Un bon président doit avoir suffisamment confiance en lui pour prendre des décisions, mais ne pas avoir un ego gonflé au point de n'en faire qu'à sa tête. "Il y a 30 ans, le PDG disait : "On tourne à droite", et tout le monde tournait à droite sans poser de questions, dit Gaétan Morin, du Fonds de solidarité FTQ. Cette forme de dictature est terminée. De nos jours, un président qui ne s'assure pas de l'adhésion de ses troupes n'ira nulle part."

Les PDG ne peuvent plus ignorer les enjeux environnementaux et sociaux qui bousculent la planète. "Sinon, ils mettent leur entreprise en péril, car cela signifie qu'ils sont déconnectés de leurs employés et de leurs clients", dit Sidney Ribeaux, cofondateur et coordonnateur général d'Équiterre, qui souhaite voir les PDG agir plus et parler moins. D'après lui, il faudrait plus de dirigeants comme Alain Lemaire, le président de Cascades. "Il est sensible à ces questions, et il gère son entreprise en s'appuyant sur les trois piliers du développement durable : l'environnement, la société et l'économie."

La résilience

On parle peu de la santé du PDG comme d'un critère de réussite. Pourtant, quand celle-ci flanche, la Bourse s'emballe. Autrefois, les dirigeants discutaient affaires autour de dîners bien arrosés.
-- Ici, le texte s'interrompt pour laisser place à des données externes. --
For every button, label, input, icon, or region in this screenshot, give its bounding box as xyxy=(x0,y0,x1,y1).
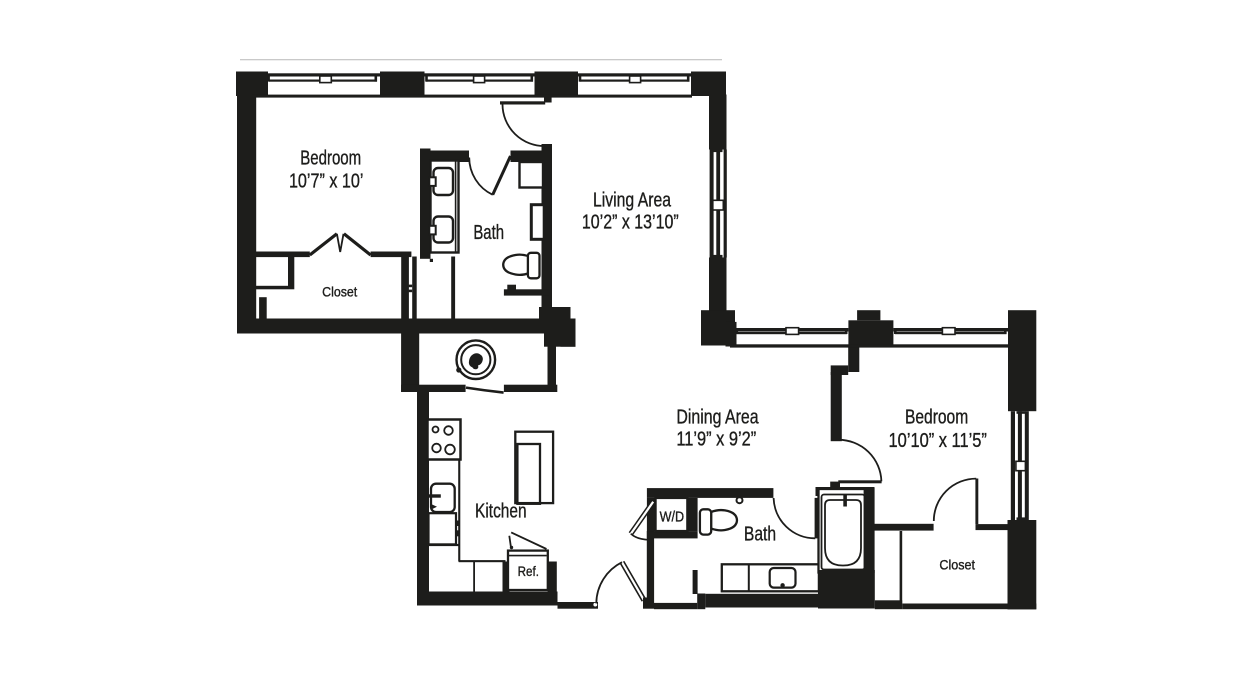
svg-text:Ref.: Ref. xyxy=(518,564,539,579)
svg-text:Bath: Bath xyxy=(473,222,504,244)
svg-text:10’10” x 11’5”: 10’10” x 11’5” xyxy=(889,430,987,452)
svg-text:Dining Area: Dining Area xyxy=(676,407,759,429)
svg-text:Closet: Closet xyxy=(939,557,975,572)
svg-text:Living Area: Living Area xyxy=(593,190,672,212)
svg-text:11’9” x 9’2”: 11’9” x 9’2” xyxy=(676,429,756,451)
svg-text:Bedroom: Bedroom xyxy=(905,407,968,429)
svg-text:Closet: Closet xyxy=(322,284,357,299)
svg-text:10’2” x 13’10”: 10’2” x 13’10” xyxy=(582,211,679,233)
svg-text:10’7” x 10’: 10’7” x 10’ xyxy=(289,170,364,192)
svg-text:Bedroom: Bedroom xyxy=(300,147,361,169)
svg-text:Kitchen: Kitchen xyxy=(475,501,527,523)
svg-text:Bath: Bath xyxy=(744,524,776,546)
svg-text:W/D: W/D xyxy=(660,510,685,526)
Aujourd'hui, ils prennent plutôt des petits-déjeuners... après s'être entraînés ! "La plupart d'entre eux sont très disciplinés. Ils annulent rarement leur rendez-vous chez le médecin et font régulièrement un bilan de santé", confie Doris Langlois, entraîneur personnel rattaché au club sportif MAA, au centre-ville de Montréal, qui entraîne une demi-douzaine de PDG québécois connus.

La bonne santé physique apporte un équilibre et une résilience supplémentaires face à l'adversité.

Le sens de l'humour

Neuf travailleurs sur dix pensent qu'il est important qu'un patron ait le sens de l'humour. "Cela permet de désamorcer une situation tendue, souligne Nathalie Franscici. L'humour lui permet aussi de se rapprocher de ses employés." Le rapprochement nécessaire pour que ceux-ci aient envie d'aider leur PDG, affirme Jean Lacouture. "Je dis souvent aux présidents que s'ils ont des problèmes, ce ne sont pas les actionnaires qui les aideront, mais leurs employés. Si un dirigeant n'a pas su créer des liens avec son personnel au fil du temps, celui-ci ne sera pas là pour lui quand il en aura besoin."